### Assume that the symbol $\ddagger x \ddagger$ denotes the largest integer not exceeding $x$. For example, $\ddagger 3 \ddagger = 3$, and $\ddagger 4.9 \ddagger = 4$. What is the value of $\ddagger \sqrt{1}\ddagger + \ddagger\sqrt{2}\ddagger + \ddagger\sqrt{3}\ddagger \space + ...... + \ddagger\sqrt { 16 }\ddagger.$

$38$

Step by Step Explanation:
1. Given, $\ddagger x \ddagger$ is the largest integer not exceeding $x$.
Let $x$ be a number which lies between two square numbers $a$ and $b$, i.e. $a < x < b$ then $\sqrt{x}$ will lie between $\sqrt{a}$ and $\sqrt{b}$, i.e. $\sqrt{a} < \sqrt{x} < \sqrt{b}$
2. Here, square numbers from $1$ to $16$ are $1, 4, 9, \text{ and } 16$.

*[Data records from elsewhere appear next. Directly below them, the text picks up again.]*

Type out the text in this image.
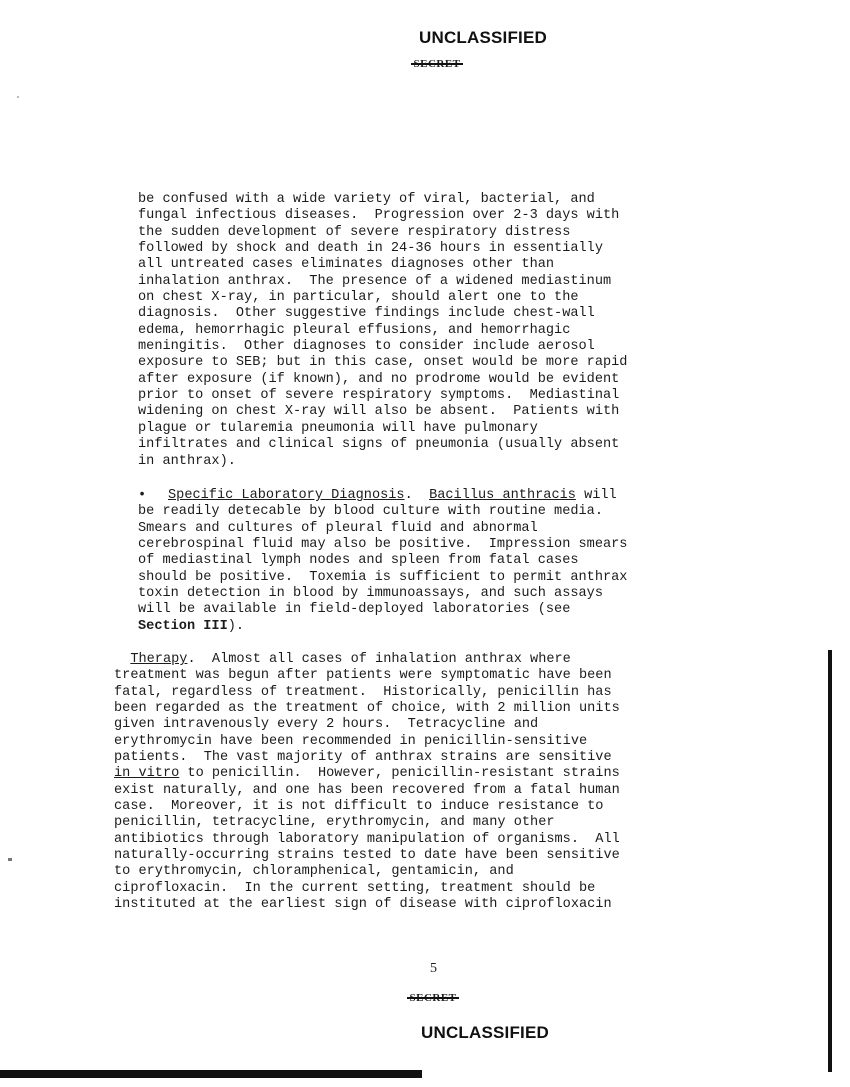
UNCLASSIFIED
SECRET
be confused with a wide variety of viral, bacterial, and
fungal infectious diseases.  Progression over 2-3 days with
the sudden development of severe respiratory distress
followed by shock and death in 24-36 hours in essentially
all untreated cases eliminates diagnoses other than
inhalation anthrax.  The presence of a widened mediastinum
on chest X-ray, in particular, should alert one to the
diagnosis.  Other suggestive findings include chest-wall
edema, hemorrhagic pleural effusions, and hemorrhagic
meningitis.  Other diagnoses to consider include aerosol
exposure to SEB; but in this case, onset would be more rapid
after exposure (if known), and no prodrome would be evident
prior to onset of severe respiratory symptoms.  Mediastinal
widening on chest X-ray will also be absent.  Patients with
plague or tularemia pneumonia will have pulmonary
infiltrates and clinical signs of pneumonia (usually absent
in anthrax).
• Specific Laboratory Diagnosis. Bacillus anthracis will
be readily detecable by blood culture with routine media.
Smears and cultures of pleural fluid and abnormal
cerebrospinal fluid may also be positive.  Impression smears
of mediastinal lymph nodes and spleen from fatal cases
should be positive.  Toxemia is sufficient to permit anthrax
toxin detection in blood by immunoassays, and such assays
will be available in field-deployed laboratories (see
Section III).
Therapy.  Almost all cases of inhalation anthrax where
treatment was begun after patients were symptomatic have been
fatal, regardless of treatment.  Historically, penicillin has
been regarded as the treatment of choice, with 2 million units
given intravenously every 2 hours.  Tetracycline and
erythromycin have been recommended in penicillin-sensitive
patients.  The vast majority of anthrax strains are sensitive
in vitro to penicillin.  However, penicillin-resistant strains
exist naturally, and one has been recovered from a fatal human
case.  Moreover, it is not difficult to induce resistance to
penicillin, tetracycline, erythromycin, and many other
antibiotics through laboratory manipulation of organisms.  All
naturally-occurring strains tested to date have been sensitive
to erythromycin, chloramphenical, gentamicin, and
ciprofloxacin.  In the current setting, treatment should be
instituted at the earliest sign of disease with ciprofloxacin
5
SECRET
UNCLASSIFIED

Because, the root of the numbers that are greater than or equal to 1 and less than $4, i.e. 1 \le x < 4$ will be greater than or equal to 1 and less than $2, i.e. 1 \le \sqrt{x} < 2$
Therefore, $\ddagger \sqrt{x} \ddagger = 1$ for $1 \le x < 4$
$\implies$$\ddagger \sqrt{ 1 } \ddagger$ $+$ $\ddagger \sqrt{ 2 } \ddagger$ $+$ $\ddagger \sqrt{ 3 } \ddagger$ $=$ $1$ $+$ $1$ $+$ $1$ $= 3 \times 1 = 3$
3. The root of the numbers that are greater than or equal to 4 and less than $9, i.e. 2 \le x < 9$ will be greater than or equal to 2 and less than $3, i.e. 2 \le \sqrt{x} < 3$
Therefore, $\ddagger \sqrt{x} \ddagger = 2$ for $4 \le x < 9$
$\implies$$\ddagger \sqrt{ 4 } \ddagger$ $+$ $\ddagger \sqrt{ 5 } \ddagger$ $+$ $\ddagger \sqrt{ 6 } \ddagger$ $+$ $\ddagger \sqrt{ 7 } \ddagger$ $+$ $\ddagger \sqrt{ 8 } \ddagger$ $=$ $2$ $+$ $2$ $+$ $2$ $+$ $2$ $+$ $2$ $= 5 \times 2 = 10$
4. Similarly, for $9 \le x < 16, \sqrt{x}$ will be $3 \le \sqrt{x} < 4$
Therefore, $\ddagger \sqrt{x} \ddagger = 3$ for $9 \le x < 16$
$\implies$$\ddagger \sqrt{ 9 } \ddagger$ $+$ $\ddagger \sqrt{ 10 } \ddagger$ $+$ $\ddagger \sqrt{ 11 } \ddagger$ $+$ $\ddagger \sqrt{ 12 } \ddagger$ $+$ $\ddagger \sqrt{ 13 } \ddagger$ $+$ $\ddagger \sqrt{ 14 } \ddagger$ $+$ $\ddagger \sqrt{ 15 } \ddagger$ $=$ $3$ $+$ $3$ $+$ $3$ $+$ $3$ $+$ $3$ $+$ $3$ $+$ $3$ $= 7 \times 3 = 21$
And $\sqrt{ 16 } = 4$
$\implies\ddagger\sqrt{ 16 }\ddagger = 4$
5. $\ddagger \sqrt{1}\ddagger + \ddagger\sqrt{2}\ddagger + \ddagger\sqrt{3}\ddagger \space + ...... + \ddagger\sqrt { 16 }\ddagger = 3 + 10 + 21 + 4$
Hence, the value of $\ddagger \sqrt{1}\ddagger + \ddagger\sqrt{2}\ddagger + \ddagger\sqrt{3}\ddagger \space + ...... + \ddagger\sqrt { 16 }\ddagger$ is $38$